A major advantage provided by the proposed system is the significant improvement of the spectral efficiency of coupled MCF-based sensors. Compared to the output spectra provided by these devices, which is comprised of multiple and broad peaks when they are interrogated by a continuous broadband light source; when the same devices are interrogated by the gated SOA, the output spectra from each sensor solely has a unique, sharp and narrow peak, as the system makes a multiple peak clean-up and only lases at the wavelength at which the cavity gain peak is located. These features make it possible to include a larger number of sensors in the interrogation window, which added to the possibility of using sensors with identical spectra, allows increasing significantly the number of devices that could be interrogated by means of this system.

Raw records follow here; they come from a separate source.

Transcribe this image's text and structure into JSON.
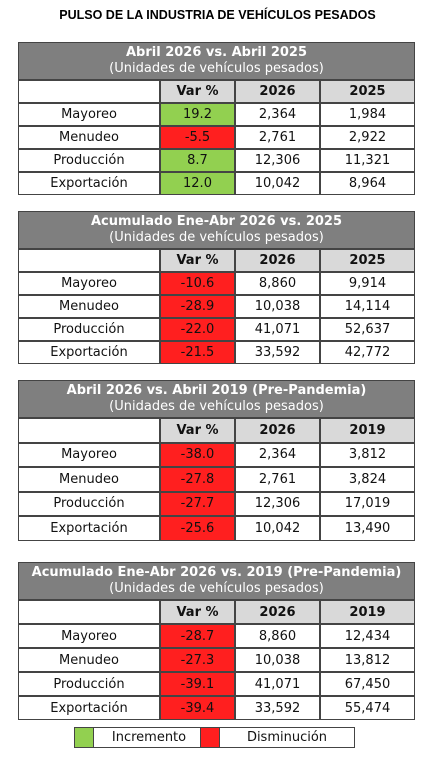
{
  "title": "PULSO DE LA INDUSTRIA DE VEHÍCULOS PESADOS",
  "tables": [
    {
      "title": "Abril 2026 vs. Abril 2025",
      "subtitle": "(Unidades de vehículos pesados)",
      "columns": [
        "Var %",
        "2026",
        "2025"
      ],
      "rows": [
        [
          "Mayoreo",
          "19.2",
          "2,364",
          "1,984"
        ],
        [
          "Menudeo",
          "-5.5",
          "2,761",
          "2,922"
        ],
        [
          "Producción",
          "8.7",
          "12,306",
          "11,321"
        ],
        [
          "Exportación",
          "12.0",
          "10,042",
          "8,964"
        ]
      ]
    },
    {
      "title": "Acumulado Ene-Abr 2026 vs. 2025",
      "subtitle": "(Unidades de vehículos pesados)",
      "columns": [
        "Var %",
        "2026",
        "2025"
      ],
      "rows": [
        [
          "Mayoreo",
          "-10.6",
          "8,860",
          "9,914"
        ],
        [
          "Menudeo",
          "-28.9",
          "10,038",
          "14,114"
        ],
        [
          "Producción",
          "-22.0",
          "41,071",
          "52,637"
        ],
        [
          "Exportación",
          "-21.5",
          "33,592",
          "42,772"
        ]
      ]
    },
    {
      "title": "Abril 2026 vs. Abril 2019 (Pre-Pandemia)",
      "subtitle": "(Unidades de vehículos pesados)",
      "columns": [
        "Var %",
        "2026",
        "2019"
      ],
      "rows": [
        [
          "Mayoreo",
          "-38.0",
          "2,364",
          "3,812"
        ],
        [
          "Menudeo",
          "-27.8",
          "2,761",
          "3,824"
        ],
        [
          "Producción",
          "-27.7",
          "12,306",
          "17,019"
        ],
        [
          "Exportación",
          "-25.6",
          "10,042",
          "13,490"
        ]
      ]
    },
    {
      "title": "Acumulado Ene-Abr 2026 vs. 2019 (Pre-Pandemia)",
      "subtitle": "(Unidades de vehículos pesados)",
      "columns": [
        "Var %",
        "2026",
        "2019"
      ],
      "rows": [
        [
          "Mayoreo",
          "-28.7",
          "8,860",
          "12,434"
        ],
        [
          "Menudeo",
          "-27.3",
          "10,038",
          "13,812"
        ],
        [
          "Producción",
          "-39.1",
          "41,071",
          "67,450"
        ],
        [
          "Exportación",
          "-39.4",
          "33,592",
          "55,474"
        ]
      ]
    }
  ],
  "legend": [
    {
      "label": "Incremento",
      "color": "#92d050"
    },
    {
      "label": "Disminución",
      "color": "#ff1f1f"
    }
  ]
}
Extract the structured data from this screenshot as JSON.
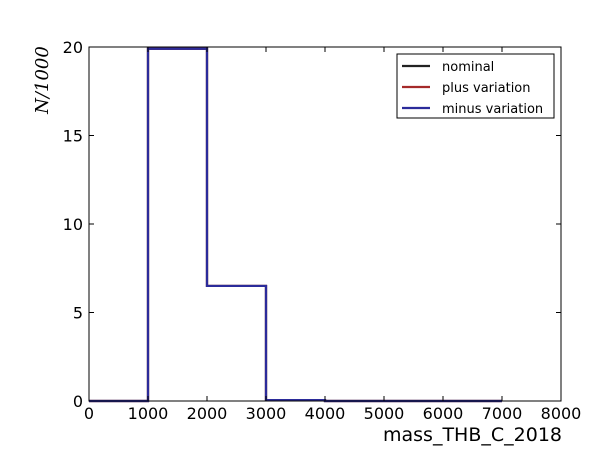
{
  "chart_data": {
    "type": "line",
    "xlabel": "mass_THB_C_2018",
    "ylabel": "N/1000",
    "xlim": [
      0,
      8000
    ],
    "ylim": [
      0,
      20
    ],
    "x_ticks": [
      "0",
      "1000",
      "2000",
      "3000",
      "4000",
      "5000",
      "6000",
      "7000",
      "8000"
    ],
    "y_ticks": [
      "0",
      "5",
      "10",
      "15",
      "20"
    ],
    "grid": false,
    "legend_position": "top-right",
    "bin_edges": [
      0,
      1000,
      2000,
      3000,
      4000,
      5000,
      6000,
      7000
    ],
    "series": [
      {
        "name": "nominal",
        "color": "#222222",
        "values": [
          0,
          19.9,
          6.5,
          0.05,
          0,
          0,
          0
        ]
      },
      {
        "name": "plus variation",
        "color": "#a52a2a",
        "values": [
          0,
          19.9,
          6.5,
          0.05,
          0,
          0,
          0
        ]
      },
      {
        "name": "minus variation",
        "color": "#2b2b9a",
        "values": [
          0,
          19.9,
          6.5,
          0.05,
          0,
          0,
          0
        ]
      }
    ]
  }
}
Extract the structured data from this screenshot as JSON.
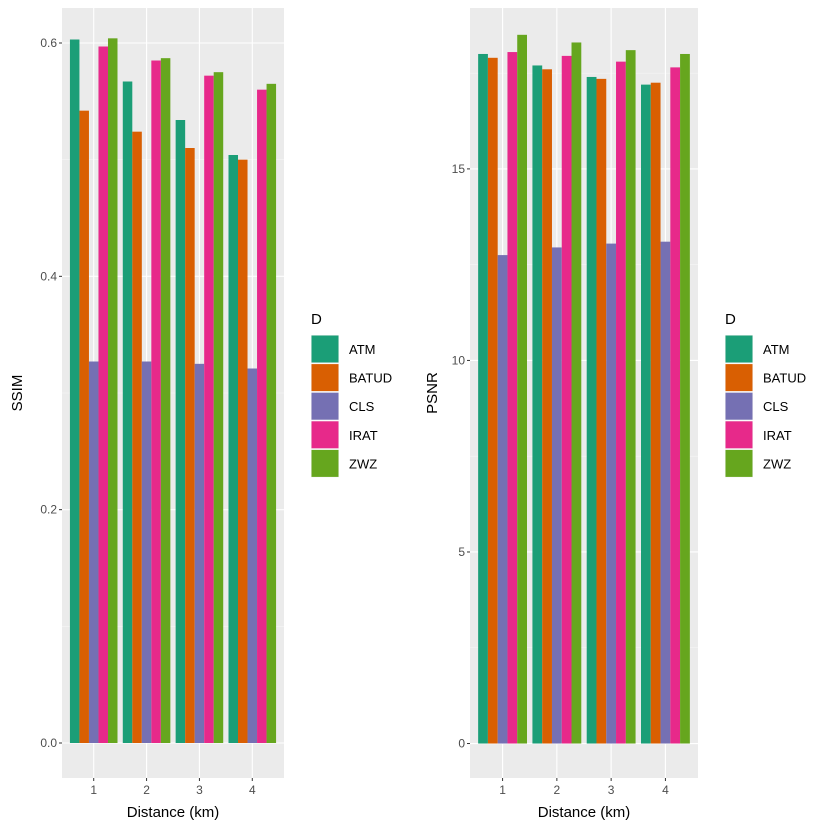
{
  "colors": {
    "panel_background": "#EBEBEB",
    "grid_major": "#FFFFFF",
    "tick_text": "#4D4D4D",
    "series": {
      "ATM": "#1B9E77",
      "BATUD": "#D95F02",
      "CLS": "#7570B3",
      "IRAT": "#E7298A",
      "ZWZ": "#66A61E"
    }
  },
  "chart_data": [
    {
      "type": "bar",
      "title": "",
      "xlabel": "Distance (km)",
      "ylabel": "SSIM",
      "ylim": [
        -0.03,
        0.63
      ],
      "yticks": [
        0.0,
        0.2,
        0.4,
        0.6
      ],
      "ytick_labels": [
        "0.0",
        "0.2",
        "0.4",
        "0.6"
      ],
      "categories": [
        "1",
        "2",
        "3",
        "4"
      ],
      "legend": {
        "title": "D",
        "position": "right"
      },
      "grid": true,
      "series": [
        {
          "name": "ATM",
          "values": [
            0.603,
            0.567,
            0.534,
            0.504
          ]
        },
        {
          "name": "BATUD",
          "values": [
            0.542,
            0.524,
            0.51,
            0.5
          ]
        },
        {
          "name": "CLS",
          "values": [
            0.327,
            0.327,
            0.325,
            0.321
          ]
        },
        {
          "name": "IRAT",
          "values": [
            0.597,
            0.585,
            0.572,
            0.56
          ]
        },
        {
          "name": "ZWZ",
          "values": [
            0.604,
            0.587,
            0.575,
            0.565
          ]
        }
      ]
    },
    {
      "type": "bar",
      "title": "",
      "xlabel": "Distance (km)",
      "ylabel": "PSNR",
      "ylim": [
        -0.9,
        19.2
      ],
      "yticks": [
        0,
        5,
        10,
        15
      ],
      "ytick_labels": [
        "0",
        "5",
        "10",
        "15"
      ],
      "categories": [
        "1",
        "2",
        "3",
        "4"
      ],
      "legend": {
        "title": "D",
        "position": "right"
      },
      "grid": true,
      "series": [
        {
          "name": "ATM",
          "values": [
            18.0,
            17.7,
            17.4,
            17.2
          ]
        },
        {
          "name": "BATUD",
          "values": [
            17.9,
            17.6,
            17.35,
            17.25
          ]
        },
        {
          "name": "CLS",
          "values": [
            12.75,
            12.95,
            13.05,
            13.1
          ]
        },
        {
          "name": "IRAT",
          "values": [
            18.05,
            17.95,
            17.8,
            17.65
          ]
        },
        {
          "name": "ZWZ",
          "values": [
            18.5,
            18.3,
            18.1,
            18.0
          ]
        }
      ]
    }
  ]
}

The feasibility of the proposed interrogation system has been demonstrated for a setup with 2 sensors that consisted of segments of TCF of different lengths that were subjected to the same (vibration) and to different stimuli (vibration and strain). In all cases, the system was able to detect and measure the applied effect with high sensitivity, high SNR and a significantly low level of crosstalk, even in a configuration that simulated a situation with 8 sensors.

Hence, the high sensitivity provided by MCFs for the simultaneous measurement of different parameters, combined with the high spectral efficiency, high SNR and low level of crosstalk provided by the interrogation setup, suggest that the proposed system may be appealing for applications that require accurate multipoint sensing with minimal intrusiveness and interrogation ease, such as structural health monitoring of aircrafts, buildings, etc. In addition, as the proposed system is compatible with any MCF, it allows for multiplexing and interrogating MCFs with different geometries simultaneously within the same setup.